Yvana Fechine – Na verdade, o termo ‘‘bufão’’ é uma categoria analítica usada pelo semioticista Eric Landowski num texto escrito em 1997, onde ele compara a Política com uma representação teatral. Nessa representação o político constrói seu papel para conquistar a popularidade, ser amado pelo povo. Landowski separa em quatro categorias de papéis (o homem de ação, o herói mediador, a vedete e o bufão). O homem de ação é o político do tipo mais tradicional que conhecemos, por assim dizer. É aquele que é mais racional, que faz, que é eficiente, que é executivo. Uma pessoa que separa a vida pessoal da vida profissional e percebo que é até um pouco como Tarcísio de Freitas (candidato a governador de São Paulo) está tentando vender sua imagem nacionalmente. O herói mediador é o tipo de político que encarna na sua pessoa um projeto coletivo. O ex-presidente Lula faz muito bem este papel, tanto que seu slogan é que ele não representa uma pessoa, mas sim uma ideia. Só é possível vender essa imagem se a pessoa também tiver um histórico de engajamento em algum tipo de movimento ou luta pessoal, do contrário não é possível ser depositário de um projeto coletivo. Os bufões e as vedetes são o que Landowski chama de ‘‘cosmeticistas da política’’, são políticos que se vendem quase como um produto. A vedete se vende justamente pelo politicamente correto, é aquele tipo de político que se transmuta um pouco para agradar a determinados nichos, o João Dória é o perfeito exemplo deste papel. 

Já o bufão é aquele que não estava destinado a chegar ao poder já que este aposta na negação da Política. Negar a Política vai além de dizer que não se é político, é negar todo o comportamento que se espera de um político, toda a liturgia do cargo, inclusive todos os protocolos da situação política. É por isso que o político bufão pode ser incoerente, mentiroso e grosseiro. Este tipo de comportamento já é esperado por todos, uma vez que essa foi a imagem construída pelo bufão. O presidente Bolsonaro é um bufão típico, que inclusive chegou à presidência e ganhou notoriedade desempenhando este papel.  Nos seus 27 anos como deputado federal agiu da mesma forma ao provocar, xingar, criar polêmicas e dizer frases absurdas. Um comportamento que quebra completamente a liturgia de qualquer cargo ou da representação política tradicional.

OI – O trabalho também foi baseado na observação dos perfis de Bolsonaro nas redes sociais, especialmente no Facebook, onde o presidente faz transmissões ao vivo (lives).
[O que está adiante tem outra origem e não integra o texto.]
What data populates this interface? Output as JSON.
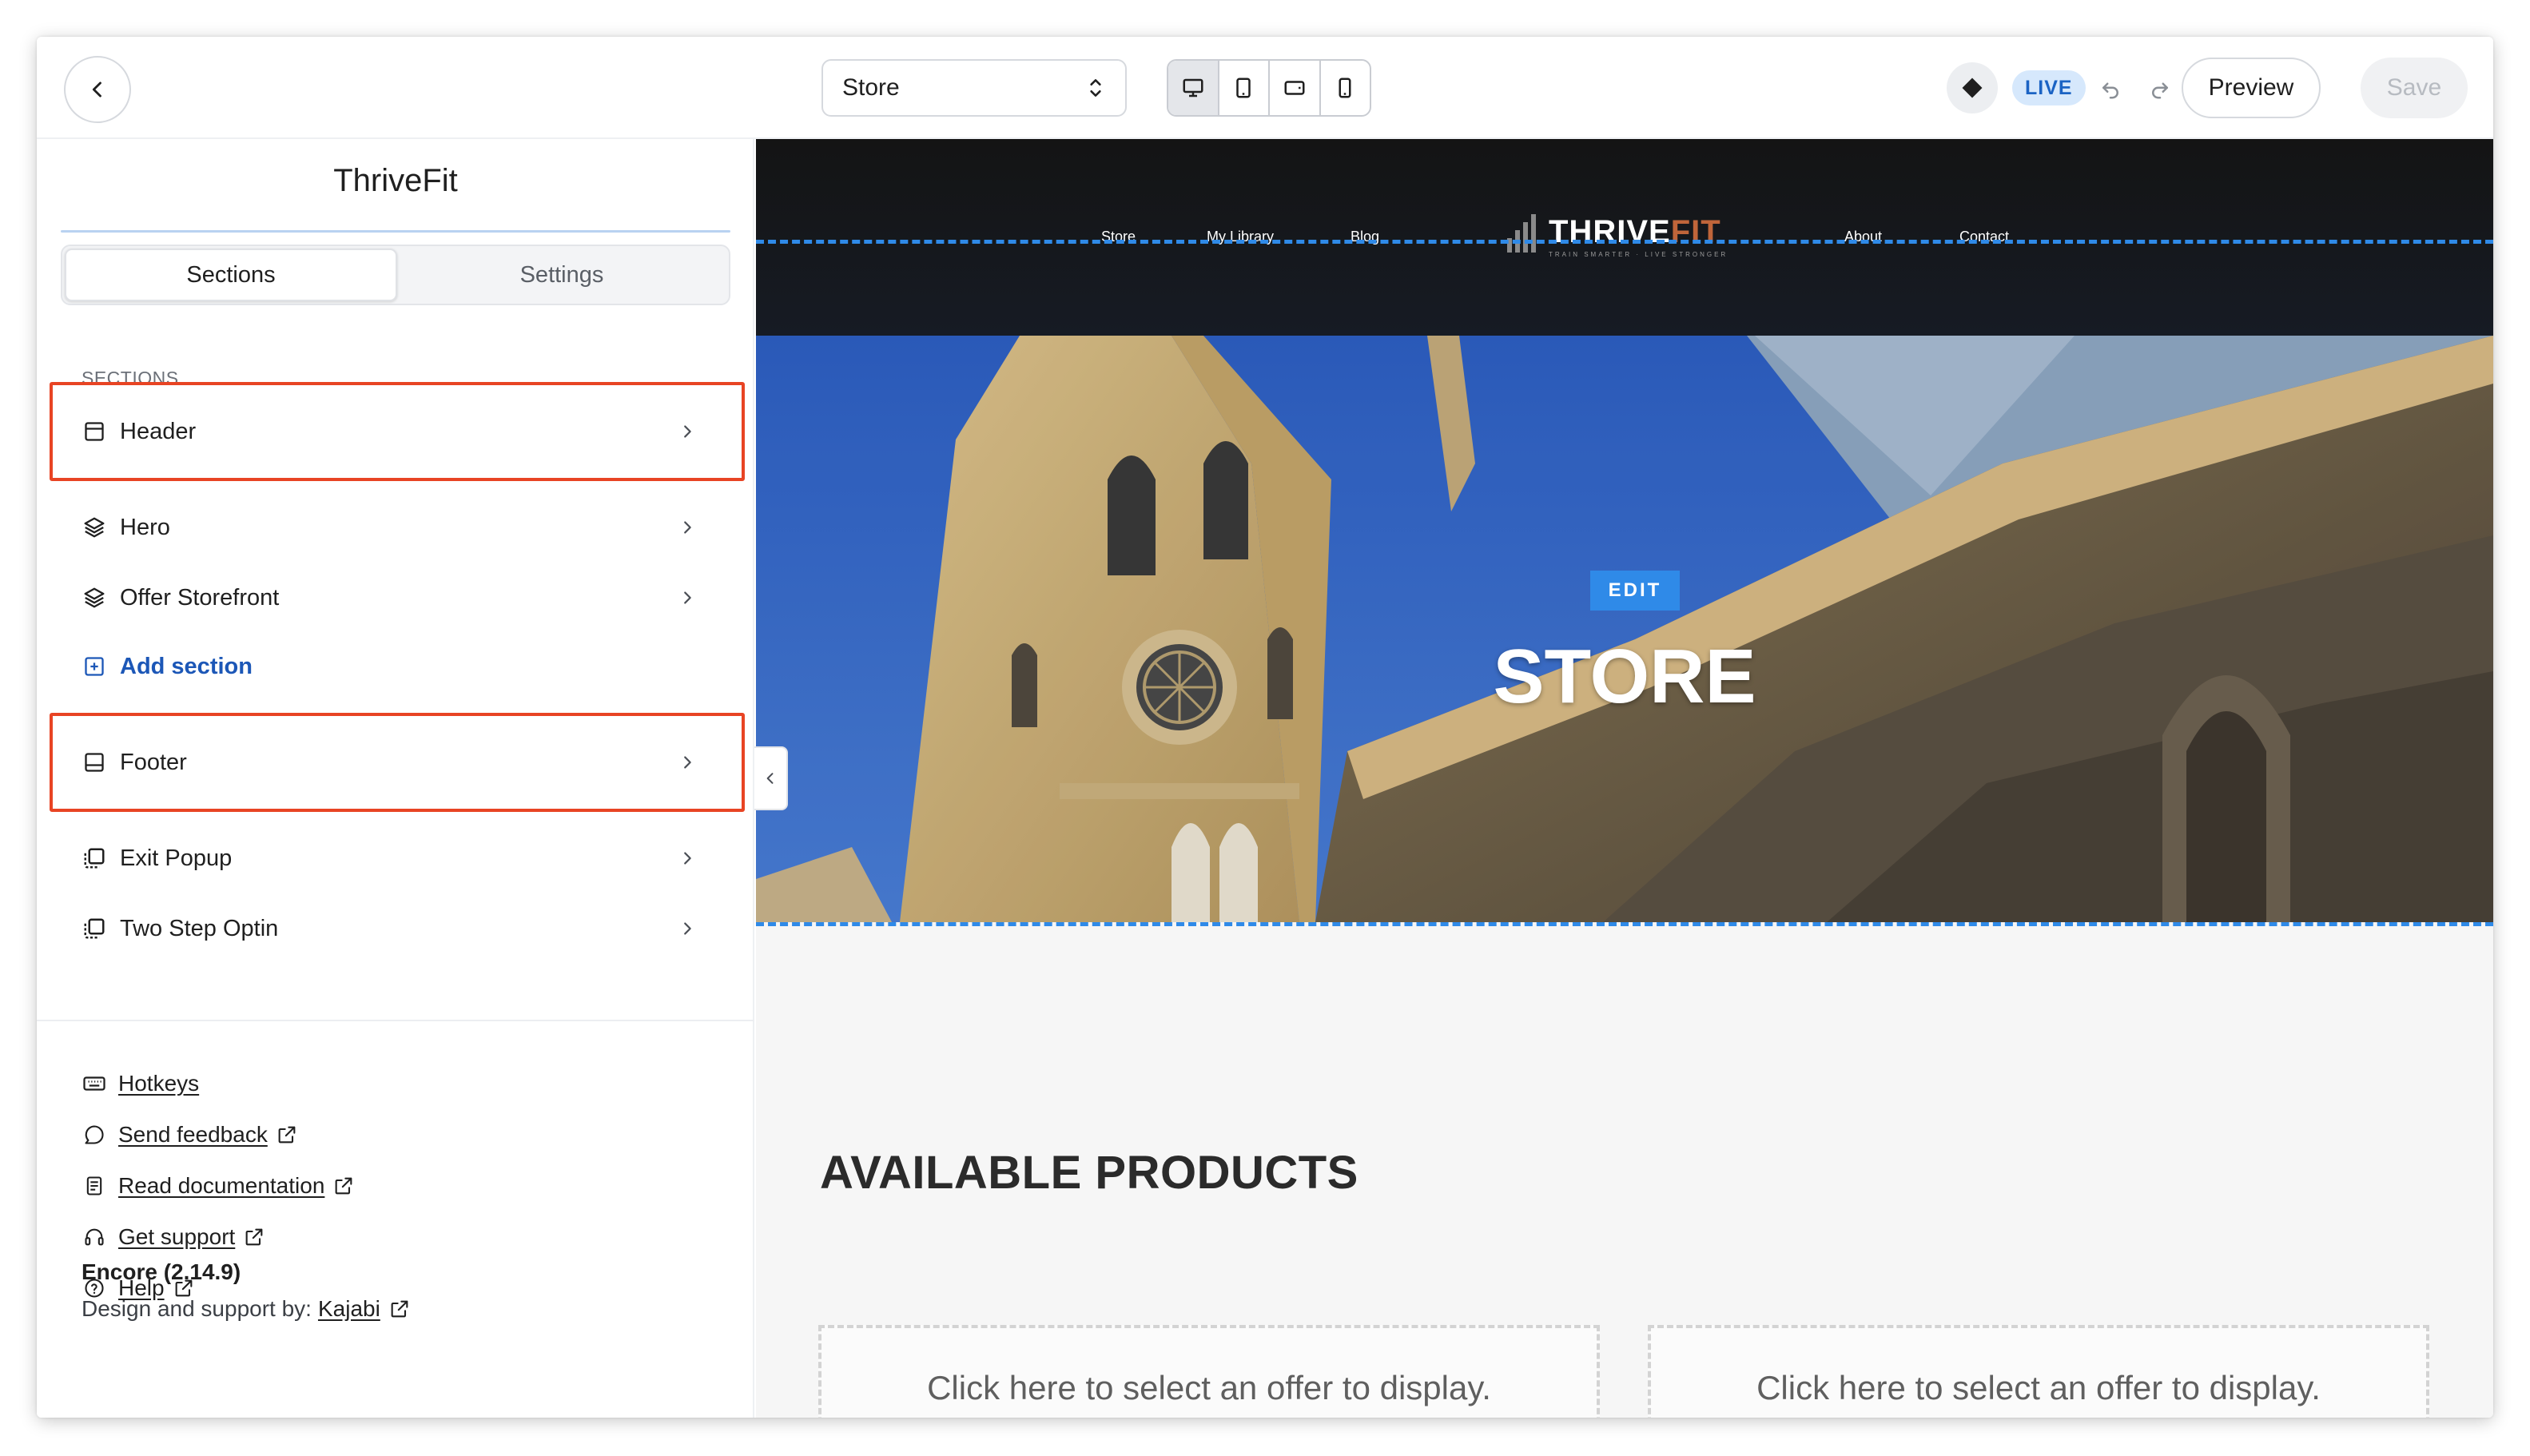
{
  "topbar": {
    "page_select_value": "Store",
    "live_badge": "LIVE",
    "preview_label": "Preview",
    "save_label": "Save"
  },
  "sidebar": {
    "site_title": "ThriveFit",
    "tabs": [
      "Sections",
      "Settings"
    ],
    "sections_label": "SECTIONS",
    "items": [
      {
        "label": "Header",
        "icon": "layout-icon"
      },
      {
        "label": "Hero",
        "icon": "layers-icon"
      },
      {
        "label": "Offer Storefront",
        "icon": "layers-icon"
      },
      {
        "label": "Add section",
        "icon": "plus-square-icon"
      },
      {
        "label": "Footer",
        "icon": "layout-icon"
      },
      {
        "label": "Exit Popup",
        "icon": "popup-icon"
      },
      {
        "label": "Two Step Optin",
        "icon": "popup-icon"
      }
    ],
    "footer_links": [
      {
        "label": "Hotkeys",
        "icon": "keyboard-icon",
        "external": false
      },
      {
        "label": "Send feedback",
        "icon": "chat-icon",
        "external": true
      },
      {
        "label": "Read documentation",
        "icon": "document-icon",
        "external": true
      },
      {
        "label": "Get support",
        "icon": "headset-icon",
        "external": true
      },
      {
        "label": "Help",
        "icon": "question-icon",
        "external": true
      }
    ],
    "version": "Encore (2.14.9)",
    "credit_prefix": "Design and support by:",
    "credit_link": "Kajabi"
  },
  "preview": {
    "nav": [
      "Store",
      "My Library",
      "Blog",
      "About",
      "Contact"
    ],
    "logo_main": "THRIVE",
    "logo_accent": "FIT",
    "logo_tagline": "TRAIN SMARTER · LIVE STRONGER",
    "edit_badge": "EDIT",
    "hero_title": "STORE",
    "products_title": "AVAILABLE PRODUCTS",
    "offer_placeholder": "Click here to select an offer to display."
  },
  "colors": {
    "accent_blue": "#2f8ae8",
    "highlight_red": "#e84424",
    "live_badge_bg": "#d6e8fc",
    "logo_accent": "#c0653a"
  }
}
Quais são os papéis dessas lives e de suas postagens?

Fechine. – A transmissão ao vivo foi uma forma que o presidente encontrou de fazer essa comunicação ‘‘direta’’ com o povo. Essa é uma característica do que alguns autores chamam de populismo digital, que é este simulacro de que não tem mediação, de que  o líder político tem uma relação ‘‘direta’’ com o seu povo, com os seus eleitores e que é feita a partir das redes sociais. De fato, é um efeito que é muito bem construído, sobretudo com essas lives que ele faz pelo Facebook e que agora são transmitidas por outros canais também.

Algo bem marcante é o modo que a equipe de comunicação do presidente (já que não é ele pessoalmente que atua no seu perfil do Facebook) consegue construir o sentimento de pertencimento nos seguidores. Os comentários no perfil mostram este laço, este vínculo pessoal com os vários papéis que o presidente assume. É como se houvesse um Bolsonaro para cada bolsonarista. Existe tanto o Bolsonaro religioso, como também o ‘‘cabra macho’’. O Bolsonaro messiânico e o Bolsonaro homem comum. O homem comum é aquele que está lá usando camisa de time falsificada, comendo o famoso pão com leite Moça, sendo estourado e falando palavrão.
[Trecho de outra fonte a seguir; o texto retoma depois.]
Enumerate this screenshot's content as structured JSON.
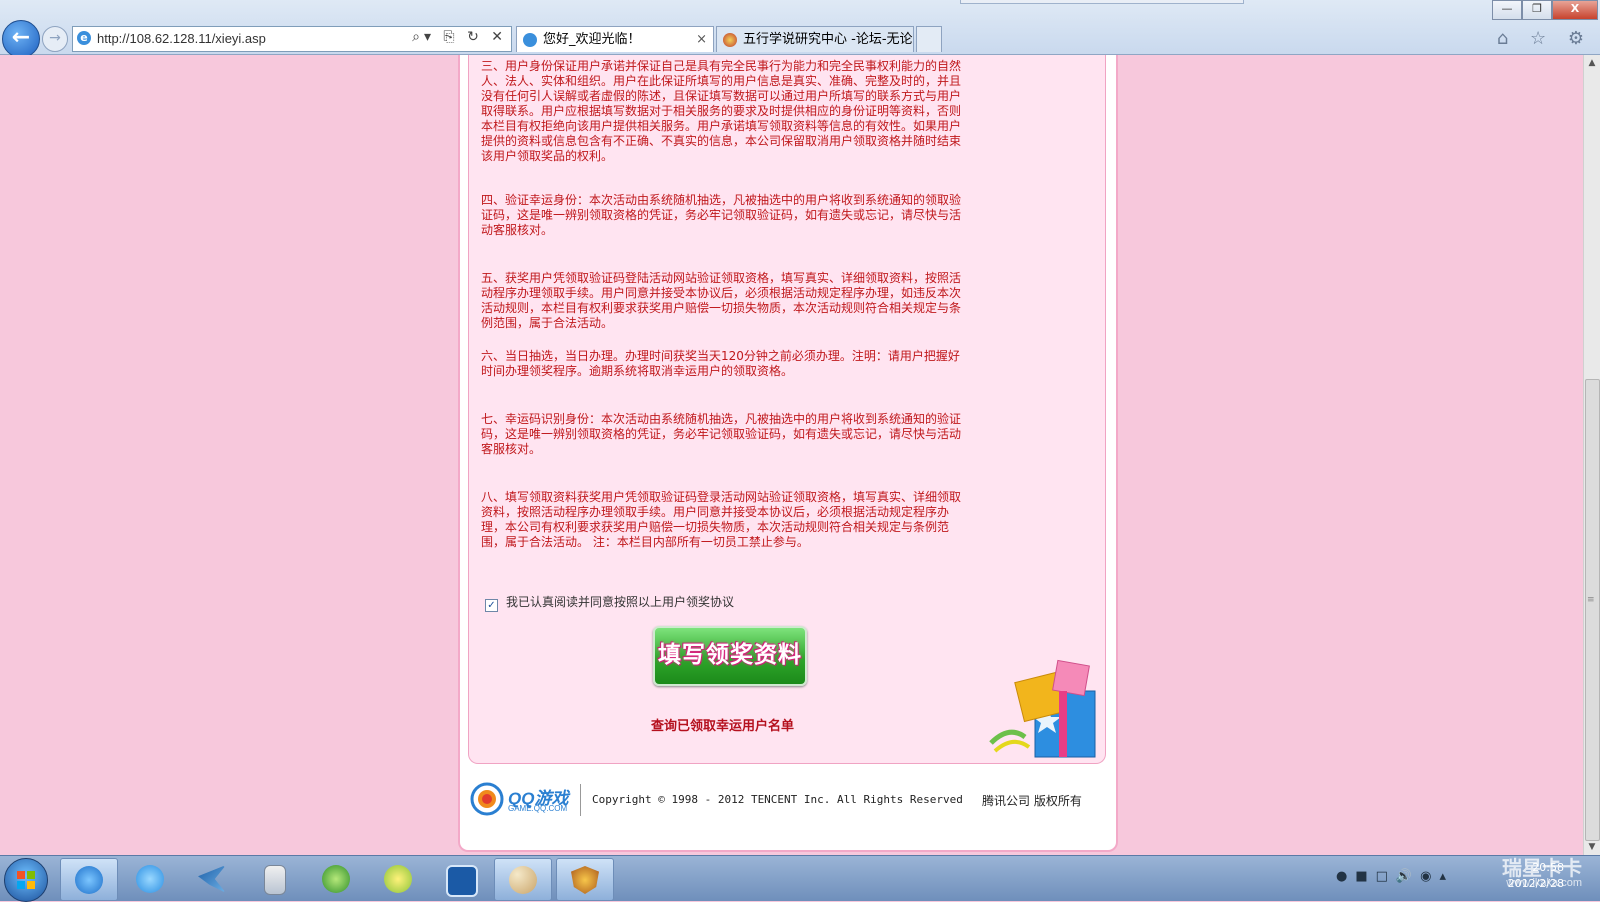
{
  "browser": {
    "url": "http://108.62.128.11/xieyi.asp",
    "tabs": [
      {
        "label": "您好_欢迎光临！",
        "active": true
      },
      {
        "label": "五行学说研究中心 -论坛-无论...",
        "active": false
      }
    ],
    "tab_close": "×",
    "window_buttons": {
      "minimize": "—",
      "restore": "❐",
      "close": "X"
    },
    "addr_controls": "⌕▾ ⎘ ↻ ✕",
    "toolbar_icons": "⌂ ☆ ⚙"
  },
  "terms": {
    "paragraphs": [
      "三、用户身份保证用户承诺并保证自己是具有完全民事行为能力和完全民事权利能力的自然人、法人、实体和组织。用户在此保证所填写的用户信息是真实、准确、完整及时的，并且没有任何引人误解或者虚假的陈述，且保证填写数据可以通过用户所填写的联系方式与用户取得联系。用户应根据填写数据对于相关服务的要求及时提供相应的身份证明等资料，否则本栏目有权拒绝向该用户提供相关服务。用户承诺填写领取资料等信息的有效性。如果用户提供的资料或信息包含有不正确、不真实的信息，本公司保留取消用户领取资格并随时结束该用户领取奖品的权利。",
      "四、验证幸运身份：本次活动由系统随机抽选，凡被抽选中的用户将收到系统通知的领取验证码，这是唯一辨别领取资格的凭证，务必牢记领取验证码，如有遗失或忘记，请尽快与活动客服核对。",
      "五、获奖用户凭领取验证码登陆活动网站验证领取资格，填写真实、详细领取资料，按照活动程序办理领取手续。用户同意并接受本协议后，必须根据活动规定程序办理，如违反本次活动规则，本栏目有权利要求获奖用户赔偿一切损失物质，本次活动规则符合相关规定与条例范围，属于合法活动。",
      "六、当日抽选，当日办理。办理时间获奖当天120分钟之前必须办理。注明：请用户把握好时间办理领奖程序。逾期系统将取消幸运用户的领取资格。",
      "七、幸运码识别身份：本次活动由系统随机抽选，凡被抽选中的用户将收到系统通知的验证码，这是唯一辨别领取资格的凭证，务必牢记领取验证码，如有遗失或忘记，请尽快与活动客服核对。",
      "八、填写领取资料获奖用户凭领取验证码登录活动网站验证领取资格，填写真实、详细领取资料，按照活动程序办理领取手续。用户同意并接受本协议后，必须根据活动规定程序办理，本公司有权利要求获奖用户赔偿一切损失物质，本次活动规则符合相关规定与条例范围，属于合法活动。 注：本栏目内部所有一切员工禁止参与。"
    ]
  },
  "agree": {
    "label": "我已认真阅读并同意按照以上用户领奖协议",
    "checked": true,
    "check_glyph": "✓"
  },
  "buttons": {
    "fill_form": "填写领奖资料"
  },
  "links": {
    "query": "查询已领取幸运用户名单"
  },
  "footer": {
    "logo_text": "QQ游戏",
    "logo_sub": "GAME.QQ.COM",
    "copyright": "Copyright © 1998 - 2012 TENCENT Inc. All Rights Reserved",
    "company": "腾讯公司 版权所有"
  },
  "taskbar": {
    "apps": [
      "ie-icon",
      "qq-icon",
      "bird-icon",
      "calculator-icon",
      "globe-icon",
      "fruit-icon",
      "player-icon",
      "paint-icon",
      "shield-game-icon"
    ],
    "active_app": "ie-icon",
    "date": "2012/2/28",
    "time": "20:58"
  },
  "watermark": {
    "text": "瑞星卡卡",
    "site": "www.ikaka.com"
  },
  "colors": {
    "page_bg": "#f7c8dc",
    "terms_text": "#c0181c",
    "panel_bg": "#ffe4f1",
    "button_green": "#2ea62b"
  }
}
Agora, no programa eleitoral do Bolsonaro, estão querendo mostrar ele como uma figura sensível, onde ele aparece chorando ao falar de como foi difícil o momento que levou a facada e pensou que sua filha Laura poderia ficar órfã. Eles estão no processo de construir uma imagem de não-misógino, e ao falar de sua relação com Laura querem se contrapor à fala onde Bolsonaro disse que ela foi uma ‘fraquejada’. No programa eleitoral também aparece o depoimento da primeira-dama Michelle Bolsonaro falando de como Bolsonaro é um bom pai e marido e que em casa ele escuta umas broncas dela.  

Então, o Bolsonaro faz este jogo. Ora, ele é o cara comum que come farofa, ora é o messias, ora é o presidente, ora é o não presidente, ora é o militar, o Capitão, mas que na verdade é também este homem frágil e sensível. Então ele se acomoda em muitos papéis, e isso é próprio do bufão, porque este político bufão não tem compromisso com a coerência. Ele pode assumir qualquer papel, pode mentir e se desmentir.

Bolsonaro constrói com seus seguidores também a ideia de ‘‘se sentir junto’’, se sentir junto do presidente e de se sentir junto com os outros, já que todos fazem parte do mesmo grupo. No livro, trazemos vários destes exemplos que eu peguei do Facebook, como comentários do tipo: ‘‘Nunca pensei que poderia mandar bom dia para um Presidente do Brasil’’. A pessoa se sente importante ao pensar que o presidente dá bom dia a ela, como se o presidente fosse acessível e estivesse sempre presente.

OI – Como as mídias sociais consolidaram-se como terrenos férteis para o crescimento dos populismos de ultradireita?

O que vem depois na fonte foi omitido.